If you require more than 45Gbps of bandwidth bursts, you can split the resources between multiple subnets and create multiple NAT gateways. For optimal performance, create your EC2 instances across private subnets that are in the same Availability Zone as your NAT gateway.
Check the instances behind the NAT gateway
- Open the Amazon VPC console.
- In the navigation pane, under Route Tables, select the route tables that have routes pointing to the NAT gateway.
- Select the Subnet Association view, and note all the subnet IDs.
- Open the Amazon EC2 console.
- In the navigation pane, under Instances, choose the settings icon to view the Show/Hide Columns.
- Select Subnet ID and Instance Type.
- Note the IDs of all the instances that are launched in the subnets noted in step 3.
Verify the CloudWatch metrics for all the instances behind the NAT gateway
- Open the Amazon CloudWatch console.
- In the navigation pane, under Metrics, choose EC2.
- Select the IDs of all the instances behind the NAT gateway that were noted previously.
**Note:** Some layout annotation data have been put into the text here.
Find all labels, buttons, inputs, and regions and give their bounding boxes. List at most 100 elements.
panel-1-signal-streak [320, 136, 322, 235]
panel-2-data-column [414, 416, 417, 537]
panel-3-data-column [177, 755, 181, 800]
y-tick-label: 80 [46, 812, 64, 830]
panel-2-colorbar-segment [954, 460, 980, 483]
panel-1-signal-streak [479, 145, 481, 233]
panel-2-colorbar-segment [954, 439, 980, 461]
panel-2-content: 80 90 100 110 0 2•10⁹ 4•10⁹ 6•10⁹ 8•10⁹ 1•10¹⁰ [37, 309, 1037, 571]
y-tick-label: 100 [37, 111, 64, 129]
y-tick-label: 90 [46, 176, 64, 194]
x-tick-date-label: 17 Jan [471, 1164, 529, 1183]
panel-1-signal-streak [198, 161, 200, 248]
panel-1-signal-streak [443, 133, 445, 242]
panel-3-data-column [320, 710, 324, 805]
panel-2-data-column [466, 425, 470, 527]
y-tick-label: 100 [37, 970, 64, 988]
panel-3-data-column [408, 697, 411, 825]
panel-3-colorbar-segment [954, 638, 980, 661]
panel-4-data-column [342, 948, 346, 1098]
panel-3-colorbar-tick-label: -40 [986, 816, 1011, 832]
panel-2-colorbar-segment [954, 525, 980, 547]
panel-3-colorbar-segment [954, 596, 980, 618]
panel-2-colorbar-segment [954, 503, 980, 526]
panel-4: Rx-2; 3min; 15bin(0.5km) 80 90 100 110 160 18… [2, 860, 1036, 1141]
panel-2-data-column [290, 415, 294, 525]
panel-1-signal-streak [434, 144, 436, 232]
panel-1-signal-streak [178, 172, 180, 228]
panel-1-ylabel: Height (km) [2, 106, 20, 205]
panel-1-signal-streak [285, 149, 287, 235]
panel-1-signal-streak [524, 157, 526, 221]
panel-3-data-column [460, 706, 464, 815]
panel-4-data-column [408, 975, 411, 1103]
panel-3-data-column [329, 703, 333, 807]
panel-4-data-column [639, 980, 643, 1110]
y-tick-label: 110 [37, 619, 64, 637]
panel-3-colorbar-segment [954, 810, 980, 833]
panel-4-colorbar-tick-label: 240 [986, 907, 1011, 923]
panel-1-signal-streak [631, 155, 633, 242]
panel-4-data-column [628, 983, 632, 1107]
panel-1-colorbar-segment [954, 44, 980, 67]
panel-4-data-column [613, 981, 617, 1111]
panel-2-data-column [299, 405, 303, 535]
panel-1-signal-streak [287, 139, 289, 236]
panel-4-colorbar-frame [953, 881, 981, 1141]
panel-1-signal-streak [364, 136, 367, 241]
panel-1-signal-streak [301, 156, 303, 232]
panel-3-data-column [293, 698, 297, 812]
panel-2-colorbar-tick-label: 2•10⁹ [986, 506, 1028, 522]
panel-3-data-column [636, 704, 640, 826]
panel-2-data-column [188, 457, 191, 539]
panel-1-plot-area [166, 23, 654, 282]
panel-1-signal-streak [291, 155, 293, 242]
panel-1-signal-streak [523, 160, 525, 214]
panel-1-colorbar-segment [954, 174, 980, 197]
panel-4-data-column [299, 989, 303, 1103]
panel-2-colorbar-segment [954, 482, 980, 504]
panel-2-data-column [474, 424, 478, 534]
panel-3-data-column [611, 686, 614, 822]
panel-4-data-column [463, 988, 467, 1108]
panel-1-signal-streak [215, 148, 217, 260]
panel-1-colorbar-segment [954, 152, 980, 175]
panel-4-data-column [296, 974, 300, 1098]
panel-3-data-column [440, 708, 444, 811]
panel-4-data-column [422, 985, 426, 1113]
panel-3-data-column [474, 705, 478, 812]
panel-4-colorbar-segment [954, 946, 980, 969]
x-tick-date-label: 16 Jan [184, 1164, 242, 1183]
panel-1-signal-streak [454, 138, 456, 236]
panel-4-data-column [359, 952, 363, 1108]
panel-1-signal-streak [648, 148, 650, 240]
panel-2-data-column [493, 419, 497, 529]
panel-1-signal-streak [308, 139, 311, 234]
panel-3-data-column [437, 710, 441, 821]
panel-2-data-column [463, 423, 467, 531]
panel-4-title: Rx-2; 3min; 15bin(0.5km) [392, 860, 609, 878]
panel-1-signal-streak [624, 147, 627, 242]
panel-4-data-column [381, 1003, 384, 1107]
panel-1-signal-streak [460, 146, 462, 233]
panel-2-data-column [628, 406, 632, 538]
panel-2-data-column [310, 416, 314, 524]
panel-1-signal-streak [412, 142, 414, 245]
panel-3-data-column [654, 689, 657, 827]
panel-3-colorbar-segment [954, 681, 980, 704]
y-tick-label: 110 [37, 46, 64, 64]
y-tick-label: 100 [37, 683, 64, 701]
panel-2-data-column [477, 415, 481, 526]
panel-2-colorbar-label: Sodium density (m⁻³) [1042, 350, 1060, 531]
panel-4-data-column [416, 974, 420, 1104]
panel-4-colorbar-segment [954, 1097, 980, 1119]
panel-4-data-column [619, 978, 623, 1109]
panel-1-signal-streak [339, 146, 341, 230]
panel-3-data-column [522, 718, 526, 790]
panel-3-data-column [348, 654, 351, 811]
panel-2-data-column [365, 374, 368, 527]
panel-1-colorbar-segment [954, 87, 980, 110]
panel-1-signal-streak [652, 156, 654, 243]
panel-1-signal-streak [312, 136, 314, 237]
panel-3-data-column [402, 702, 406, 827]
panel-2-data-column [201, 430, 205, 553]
- Under the Metric Name column, select NetworkIn/NetworkOut and CPUUtilization on all the instances during the time that you experienced bandwidth issues.
- Confirm that there are no CPU spikes or abnormal increases in traffic at the same time as the bandwidth issue.
- Enable the flow logs at the subnet level to review the traffic flowing through the NAT gateway. For more information about enabling flow logs, see Logging IP traffic using VPC Flow Logs.
Compare the results
- If the combined sum of networking throughput metrics across all the instances behind the NAT gateway is equal to or more than 45 Gbps bursts, then your bandwidth on the NAT gateway should reflect a value that is greater than 45 Gbps. If your bandwidth on the NAT gateway is greater than 45 Gbps, you might want to split your traffic across multiple NAT gateways.
- If the combined sum of throughput metrics is less than or equal to 45 Gbps bursts, then the bandwidth on the NAT gateway should reflect a value that is less than 45 Gbps. If your bandwidth on the NAT gateway is less than 45 Gbps, the NAT gateway can sufficiently handle the traffic flowing through it.